じつはピカートは沈黙と音楽の関係についても次のようにしるしています。すなわち、
「音楽の響きは言葉の響きのように沈黙に対置されているのではなく、沈黙と並行している。楽の音はあたかも沈黙の上を流れていくようであり、また沈黙に推し動かされながらその表面を滑ってゆくかのようである。音楽は、夢見ながら響き始める沈黙なのだ。音楽の最後の響きが消え去った時ほど、沈黙がありありと聞こえてくることはない」。
ここで言われているのは、言葉は沈黙と深い関係にありながらもそれと対照的であるのに、音楽は沈黙と並行的で親和的なものだ、音楽は私たちに沈黙の意味を象徴的に伝えてくれるものだ、ということでしょう。

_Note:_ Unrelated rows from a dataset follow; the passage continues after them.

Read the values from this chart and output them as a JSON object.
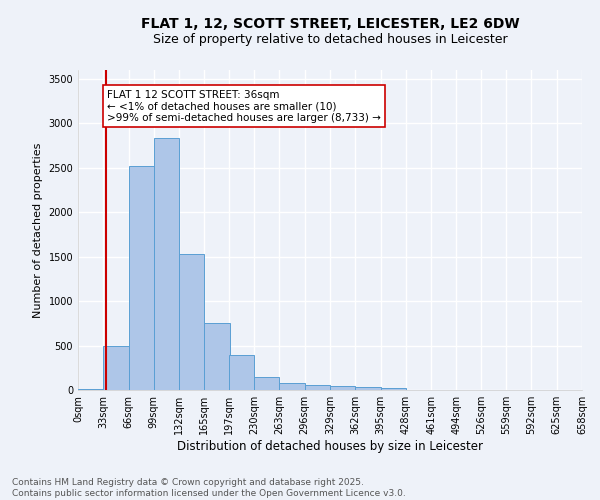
{
  "title": "FLAT 1, 12, SCOTT STREET, LEICESTER, LE2 6DW",
  "subtitle": "Size of property relative to detached houses in Leicester",
  "xlabel": "Distribution of detached houses by size in Leicester",
  "ylabel": "Number of detached properties",
  "bar_values": [
    10,
    500,
    2520,
    2830,
    1530,
    750,
    390,
    150,
    75,
    55,
    50,
    30,
    25,
    0,
    0,
    0,
    0,
    0,
    0,
    0
  ],
  "bar_left_edges": [
    0,
    33,
    66,
    99,
    132,
    165,
    197,
    230,
    263,
    296,
    329,
    362,
    395,
    428,
    461,
    494,
    526,
    559,
    592,
    625
  ],
  "bin_width": 33,
  "x_tick_labels": [
    "0sqm",
    "33sqm",
    "66sqm",
    "99sqm",
    "132sqm",
    "165sqm",
    "197sqm",
    "230sqm",
    "263sqm",
    "296sqm",
    "329sqm",
    "362sqm",
    "395sqm",
    "428sqm",
    "461sqm",
    "494sqm",
    "526sqm",
    "559sqm",
    "592sqm",
    "625sqm",
    "658sqm"
  ],
  "bar_color": "#aec6e8",
  "bar_edge_color": "#5a9fd4",
  "vline_x": 36,
  "vline_color": "#cc0000",
  "annotation_text": "FLAT 1 12 SCOTT STREET: 36sqm\n← <1% of detached houses are smaller (10)\n>99% of semi-detached houses are larger (8,733) →",
  "annotation_box_color": "#ffffff",
  "annotation_border_color": "#cc0000",
  "ylim": [
    0,
    3600
  ],
  "yticks": [
    0,
    500,
    1000,
    1500,
    2000,
    2500,
    3000,
    3500
  ],
  "background_color": "#eef2f9",
  "grid_color": "#ffffff",
  "footer_line1": "Contains HM Land Registry data © Crown copyright and database right 2025.",
  "footer_line2": "Contains public sector information licensed under the Open Government Licence v3.0.",
  "title_fontsize": 10,
  "subtitle_fontsize": 9,
  "xlabel_fontsize": 8.5,
  "ylabel_fontsize": 8,
  "tick_fontsize": 7,
  "footer_fontsize": 6.5,
  "annot_fontsize": 7.5
}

つまり、音のない単純な沈黙より、音楽によって沈黙はさらにより深く感じられうる、真の沈黙へと導かれうる、ということでしょう。
このことがキリスト教の礼拝にオルガンを中心とする奏楽があるということの一つの大きな理由です。礼拝にオルガン演奏が取り入れられるようになったのはおよそ 7 世紀の頃と言われています。説教の大切さを強調したプロテスタント・キリスト教の礼拝では、神の言葉の説教に集中する沈黙を促すために、オルガンの奏楽がさらに重んじられたのかも知れません。それを母胎として 17 世紀、18世紀からバッハを筆頭とする優れた教会音楽、そこからまた一般のクラッシック音楽が輩出したことは、言うまでもありません。